Tau Neutrino Appearance with a 1000 Megaparsec Baseline

Abstract

A high-energy neutrino telescope, such as the AMANDA detector, may detect neutrinos produced in sources, distant by a 1000 megaparsecs, which produce mostly ${\nu }_e$ or ${\nu }_{\mu }$ neutrinos. Above 1 PeV, ${\nu }_e$ and ${\nu }_{\mu }$ are absorbed by charged-current interactions in the Earth, but the Earth never becomes opaque to ${\nu }_{\tau }$ since the ${\tau }^{-}$ produced in a charged-current ${\nu }_{\tau }$ interaction decays back into ${\nu }_{\tau }$. This provides an experimental signature for neutrino oscillations.

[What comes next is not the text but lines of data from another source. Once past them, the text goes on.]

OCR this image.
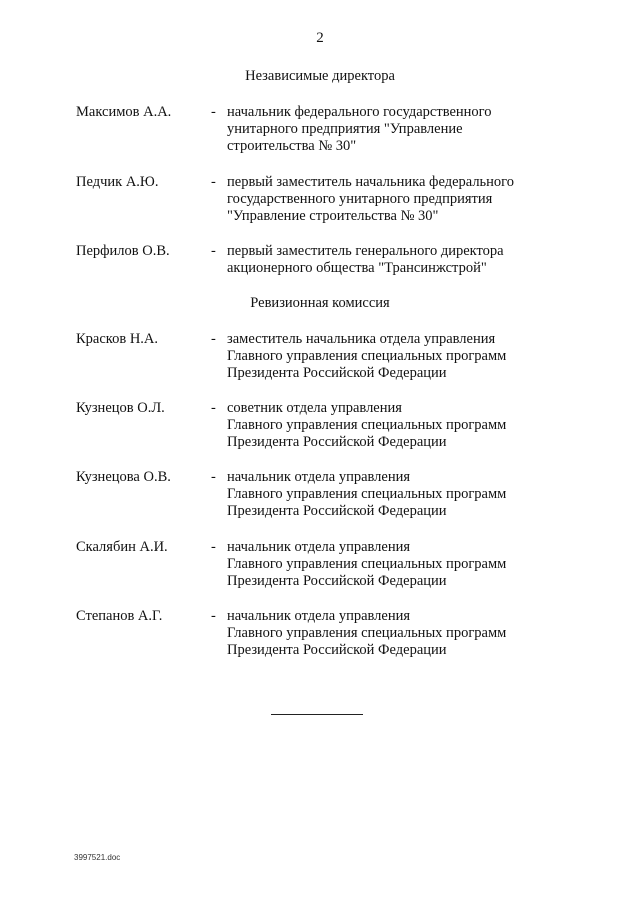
2
Независимые директора
Максимов А.А.	- начальник федерального государственного
унитарного предприятия "Управление
строительства № 30"
Педчик А.Ю.	- первый заместитель начальника федерального
государственного унитарного предприятия
"Управление строительства № 30"
Перфилов О.В.	- первый заместитель генерального директора
акционерного общества "Трансинжстрой"
Ревизионная комиссия
Красков Н.А.	- заместитель начальника отдела управления
Главного управления специальных программ
Президента Российской Федерации
Кузнецов О.Л.	- советник отдела управления
Главного управления специальных программ
Президента Российской Федерации
Кузнецова О.В.	- начальник отдела управления
Главного управления специальных программ
Президента Российской Федерации
Скалябин А.И.	- начальник отдела управления
Главного управления специальных программ
Президента Российской Федерации
Степанов А.Г.	- начальник отдела управления
Главного управления специальных программ
Президента Российской Федерации
3997521.doc
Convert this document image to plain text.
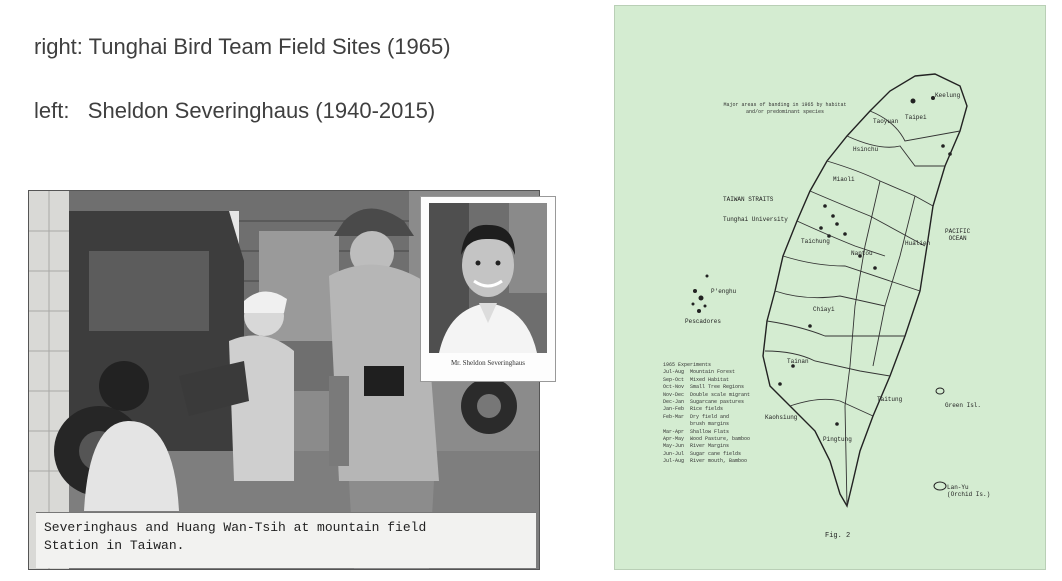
right: Tunghai Bird Team Field Sites (1965)
left:   Sheldon Severinghaus (1940-2015)
Severinghaus and Huang Wan-Tsih at mountain field
Station in Taiwan.
Mr. Sheldon Severinghaus
Major areas of banding in 1965 by habitat
and/or predominant species
TAIWAN STRAITS
Tunghai University
PACIFIC
OCEAN
Taipei
Keelung
Taoyuan
Hsinchu
Miaoli
Taichung
Nantou
Hualien
P'enghu
Pescadores
Chiayi
Tainan
Kaohsiung
Pingtung
Taitung
Green Isl.
Lan-Yu
(Orchid Is.)
1965 Experiments
Jul-Aug  Mountain Forest
Sep-Oct  Mixed Habitat
Oct-Nov  Small Tree Regions
Nov-Dec  Double scale migrant
Dec-Jan  Sugarcane pastures
Jan-Feb  Rice fields
Feb-Mar  Dry field and
brush margins
Mar-Apr  Shallow Flats
Apr-May  Wood Pasture, bamboo
May-Jun  River Margins
Jun-Jul  Sugar cane fields
Jul-Aug  River mouth, Bamboo
Fig. 2
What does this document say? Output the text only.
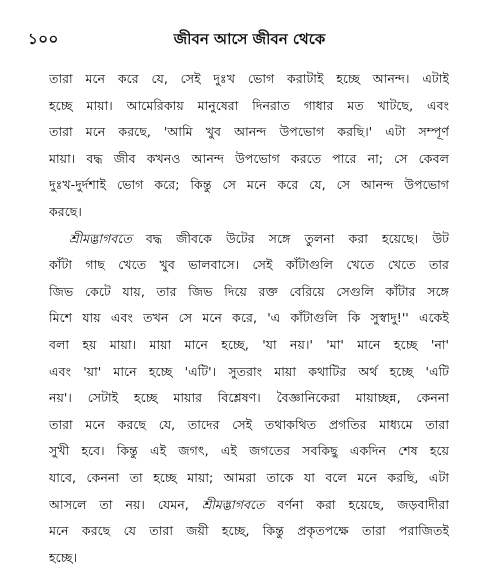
১০০	জীবন আসে জীবন থেকে
তারা মনে করে যে, সেই দুঃখ ভোগ করাটাই হচ্ছে আনন্দ। এটাই
হচ্ছে মায়া। আমেরিকায় মানুষেরা দিনরাত গাধার মত খাটছে, এবং
তারা মনে করছে, 'আমি খুব আনন্দ উপভোগ করছি।' এটা সম্পূর্ণ
মায়া। বদ্ধ জীব কখনও আনন্দ উপভোগ করতে পারে না; সে কেবল
দুঃখ-দুর্দশাই ভোগ করে; কিন্তু সে মনে করে যে, সে আনন্দ উপভোগ
করছে।
শ্রীমদ্ভাগবতে বদ্ধ জীবকে উটের সঙ্গে তুলনা করা হয়েছে। উট
কাঁটা গাছ খেতে খুব ভালবাসে। সেই কাঁটাগুলি খেতে খেতে তার
জিভ কেটে যায়, তার জিভ দিয়ে রক্ত বেরিয়ে সেগুলি কাঁটার সঙ্গে
মিশে যায় এবং তখন সে মনে করে, 'এ কাঁটাগুলি কি সুস্বাদু!'' একেই
বলা হয় মায়া। মায়া মানে হচ্ছে, 'যা নয়।' 'মা' মানে হচ্ছে 'না'
এবং 'য়া' মানে হচ্ছে 'এটি'। সুতরাং মায়া কথাটির অর্থ হচ্ছে 'এটি
নয়'। সেটাই হচ্ছে মায়ার বিশ্লেষণ। বৈজ্ঞানিকেরা মায়াচ্ছন্ন, কেননা
তারা মনে করছে যে, তাদের সেই তথাকথিত প্রগতির মাধ্যমে তারা
সুখী হবে। কিন্তু এই জগৎ, এই জগতের সবকিছু একদিন শেষ হয়ে
যাবে, কেননা তা হচ্ছে মায়া; আমরা তাকে যা বলে মনে করছি, এটা
আসলে তা নয়। যেমন, শ্রীমদ্ভাগবতে বর্ণনা করা হয়েছে, জড়বাদীরা
মনে করছে যে তারা জয়ী হচ্ছে, কিন্তু প্রকৃতপক্ষে তারা পরাজিতই
হচ্ছে।
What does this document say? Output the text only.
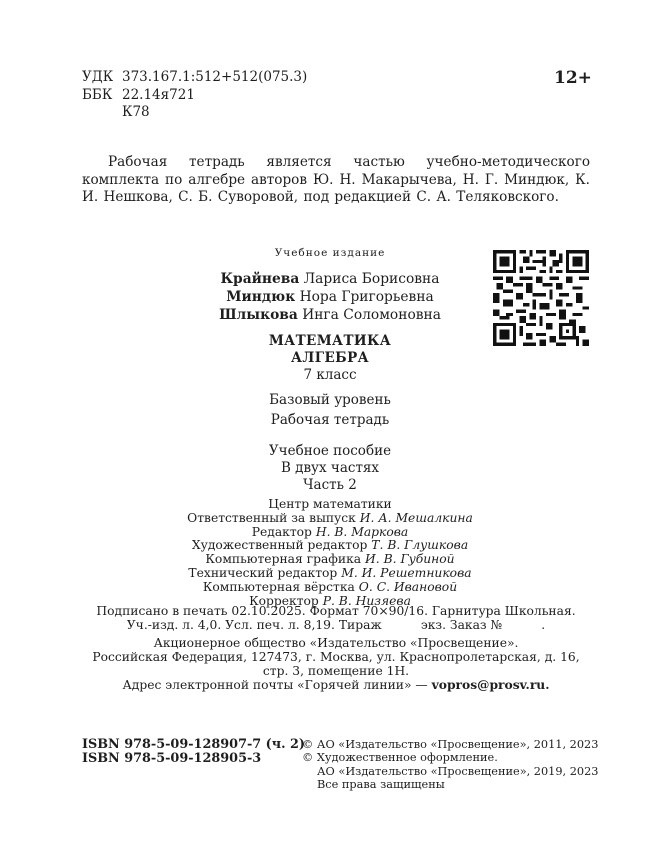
УДК 373.167.1:512+512(075.3)
ББК 22.14я721
К78
12+
Рабочая тетрадь является частью учебно-методического комплекта по алгебре авторов Ю. Н. Макарычева, Н. Г. Миндюк, К. И. Нешкова, С. Б. Суворовой, под редакцией С. А. Теляковского.
Учебное издание
Крайнева Лариса Борисовна
Миндюк Нора Григорьевна
Шлыкова Инга Соломоновна
МАТЕМАТИКА
АЛГЕБРА
7 класс
Базовый уровень
Рабочая тетрадь
Учебное пособие
В двух частях
Часть 2
Центр математики
Ответственный за выпуск И. А. Мешалкина
Редактор Н. В. Маркова
Художественный редактор Т. В. Глушкова
Компьютерная графика И. В. Губиной
Технический редактор М. И. Решетникова
Компьютерная вёрстка О. С. Ивановой
Корректор Р. В. Низяева
Подписано в печать 02.10.2025. Формат 70×90/16. Гарнитура Школьная.
Уч.-изд. л. 4,0. Усл. печ. л. 8,19. Тираж          экз. Заказ №          .
Акционерное общество «Издательство «Просвещение».
Российская Федерация, 127473, г. Москва, ул. Краснопролетарская, д. 16,
стр. 3, помещение 1Н.
Адрес электронной почты «Горячей линии» — vopros@prosv.ru.
ISBN 978-5-09-128907-7 (ч. 2)
ISBN 978-5-09-128905-3
© АО «Издательство «Просвещение», 2011, 2023
© Художественное оформление.
АО «Издательство «Просвещение», 2019, 2023
Все права защищены
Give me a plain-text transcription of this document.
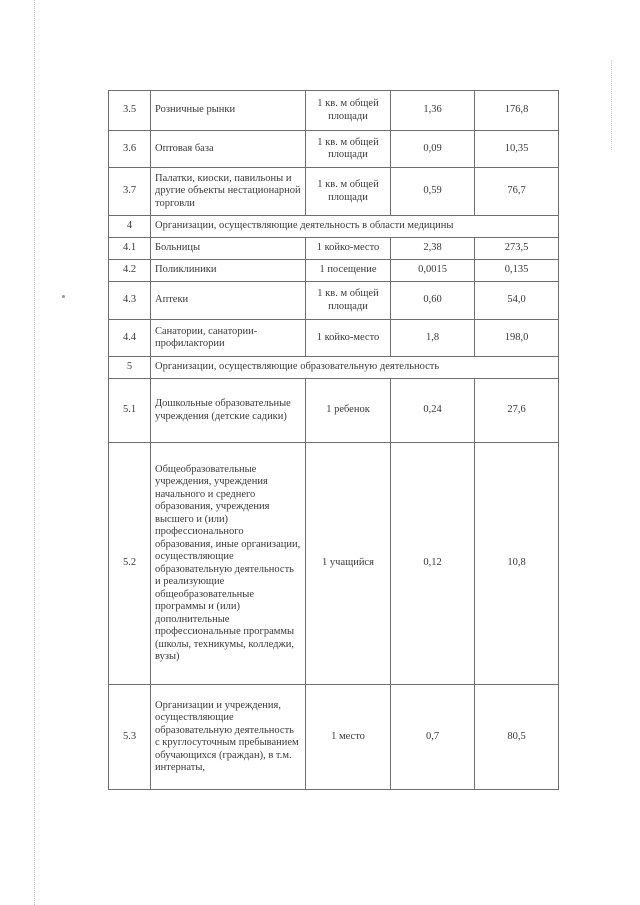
3.5	Розничные рынки	1 кв. м общей площади	1,36	176,8
3.6	Оптовая база	1 кв. м общей площади	0,09	10,35
3.7	Палатки, киоски, павильоны и другие объекты нестационарной торговли	1 кв. м общей площади	0,59	76,7
4	Организации, осуществляющие деятельность в области медицины			
4.1	Больницы	1 койко-место	2,38	273,5
4.2	Поликлиники	1 посещение	0,0015	0,135
4.3	Аптеки	1 кв. м общей площади	0,60	54,0
4.4	Санатории, санатории-профилактории	1 койко-место	1,8	198,0
5	Организации, осуществляющие образовательную деятельность			
5.1	Дошкольные образовательные учреждения (детские садики)	1 ребенок	0,24	27,6
5.2	Общеобразовательные учреждения, учреждения начального и среднего образования, учреждения высшего и (или) профессионального образования, иные организации, осуществляющие образовательную деятельность и реализующие общеобразовательные программы и (или) дополнительные профессиональные программы (школы, техникумы, колледжи, вузы)	1 учащийся	0,12	10,8
5.3	Организации и учреждения, осуществляющие образовательную деятельность с круглосуточным пребыванием обучающихся (граждан), в т.м. интернаты,	1 место	0,7	80,5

The appearance of a ${\nu }_{\tau }$ component would be evident as a flat zenith angle dependence of a source intensity at the highest neutrino energies, which would indicate ${\nu }_{\tau }$ mixing with a sensitivity to $\Delta m^2$ as low as ${10}^{-17\mathrm{}}{\mathrm{eV}}^2$, for the farthest sources. In addition, the presence of tau neutrino mixing would allow neutrino astronomy well beyond the PeV cutoff, possibly out to the energies of protons observed above ${10}^{20}\mathrm{eV}$.